But certainty will be hard to come by, a trend that will cause mergers and acquisitions activity to stall in the early part of 2012. With the overhang of a European debt crisis, U.S. fiscal woes, and slowing growth in Asia, dealmakers whom I surveyed expect next year’s M&A landscape — both here and abroad — to start slowly but turn a corner in the second half.

That’s because companies refusing to put their high cash levels to use will face heightened pressure from investors to do so.

“Shareholders may agitate for a return of capital, a separation of assets — or may sell their shares altogether in favor of more dynamic strategies,” said Jim Woolery, JP Morgan’s co-head of North America mergers and acquisitions.

U.S. corporate cash levels reached a record of nearly $1 trillion in the third quarter; Howard Silverblatt of Standard & Poor’s estimates the fourth quarter will be the first in nearly four years where total cash on corporate balance sheets decreased.

But companies weren’t putting that money toward acquisitions, choosing instead to buy back stock, issue dividends and plow money into capital expenditures. Cash will turn toward acquisitions only when confidence is restored.

Global M&A volume tapered off 22 percent from July onward, data from Dealogic show, with the fourth quarter’s $537 billion in deal volume the lowest since the third quarter of 2009.

The inherent fear of shareholder backlash is what will keep corporate activity humming, even as Europe’s debt crisis handicaps the market.

What to Look For

The lion’s share of deals in the next six months will likely carry certain attributes. First, transaction size will target a sweet spot of $1 billion to $5 billion — a range that communicates willingness to grow but won’t cause distractions from overall strategy.

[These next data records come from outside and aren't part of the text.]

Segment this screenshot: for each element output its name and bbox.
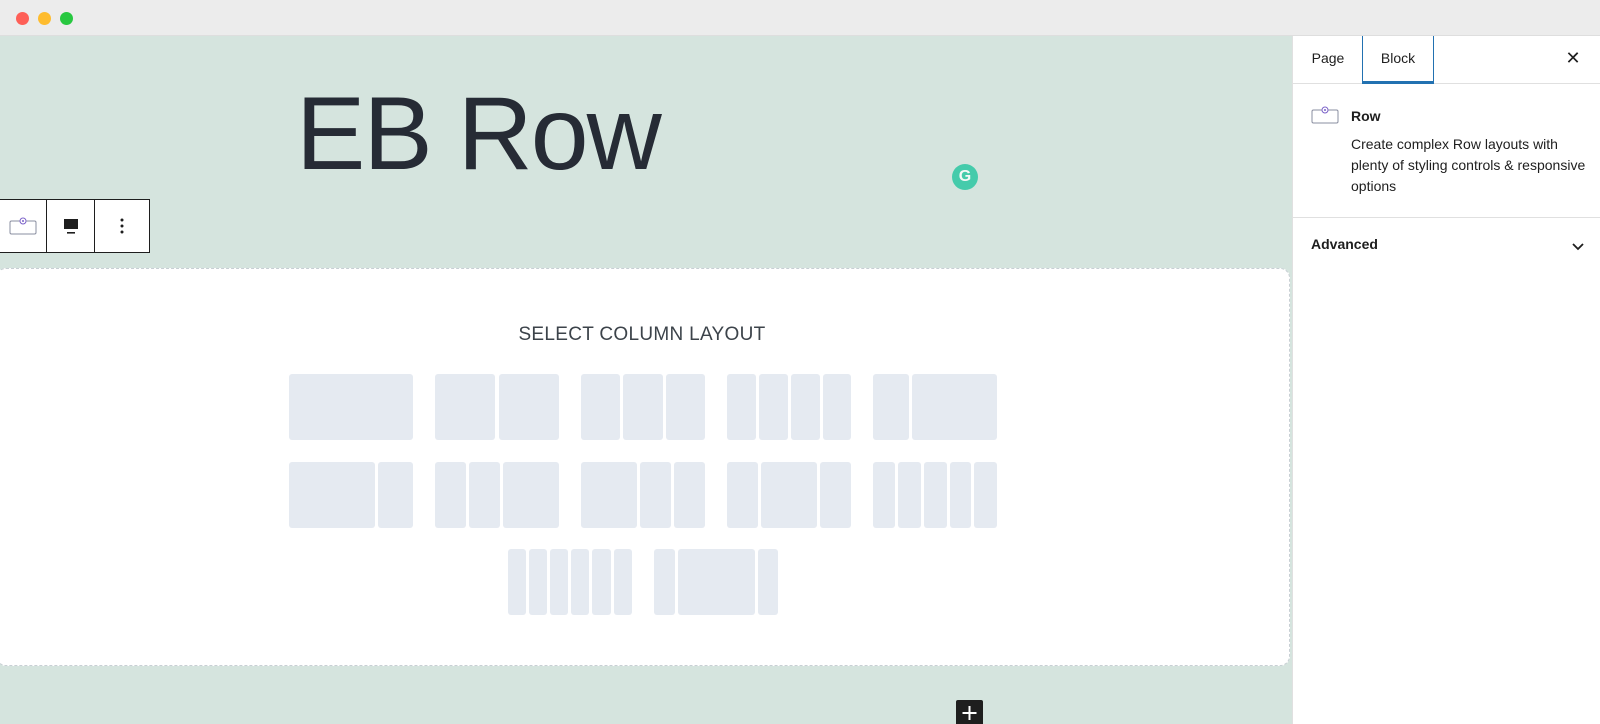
column-placeholder — [678, 549, 755, 615]
tab-block[interactable]: Block — [1362, 36, 1434, 84]
column-placeholder — [873, 462, 895, 528]
column-placeholder — [378, 462, 413, 528]
close-icon[interactable]: ✕ — [1563, 48, 1583, 68]
column-placeholder — [898, 462, 921, 528]
window-titlebar — [0, 0, 1600, 36]
column-placeholder — [674, 462, 705, 528]
layout-2-equal[interactable] — [435, 374, 559, 440]
column-placeholder — [289, 462, 375, 528]
column-placeholder — [640, 462, 671, 528]
layout-wide-narrow-narrow[interactable] — [581, 462, 705, 528]
row-block[interactable]: SELECT COLUMN LAYOUT — [0, 268, 1290, 666]
column-placeholder — [435, 374, 495, 440]
settings-sidebar: Page Block ✕ Row Create complex Row layo… — [1292, 36, 1600, 724]
column-placeholder — [654, 549, 675, 615]
sidebar-tabs: Page Block ✕ — [1293, 36, 1600, 84]
layout-5-equal[interactable] — [873, 462, 997, 528]
column-placeholder — [623, 374, 663, 440]
column-placeholder — [550, 549, 568, 615]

Second, transactions in the technology and energy sectors will be rampant. One big reason: Ability to raise the money to seal the deal, since companies opted in recent years not to stack their balance sheets with debt.

“Most of the large energy companies have maintained ample access to capital at highly attractive rates,” said Gary Posternack, head of Americas M&A at Barclays Capital. “So financing should not be a constraint.”

The energy sector claimed the year’s largest deal — Kinder Morgan’s purchase of El Paso for $37.9 billion, announced in October — even as other sectors had their hands tied.

Because both energy and technology are largely insulated from macroeconomic uncertainty, potential sellers have seen their valuation stay more intact, a detail that makes negotiating deals easier. Executives of financials and materials companies — where stocks have slid more than 10 percent this year alone — may expect a higher price than buyers are willing to pay.

Yet another point to prove: When the market starts rising, so will dealmaking. And so, as it happens, will confidence.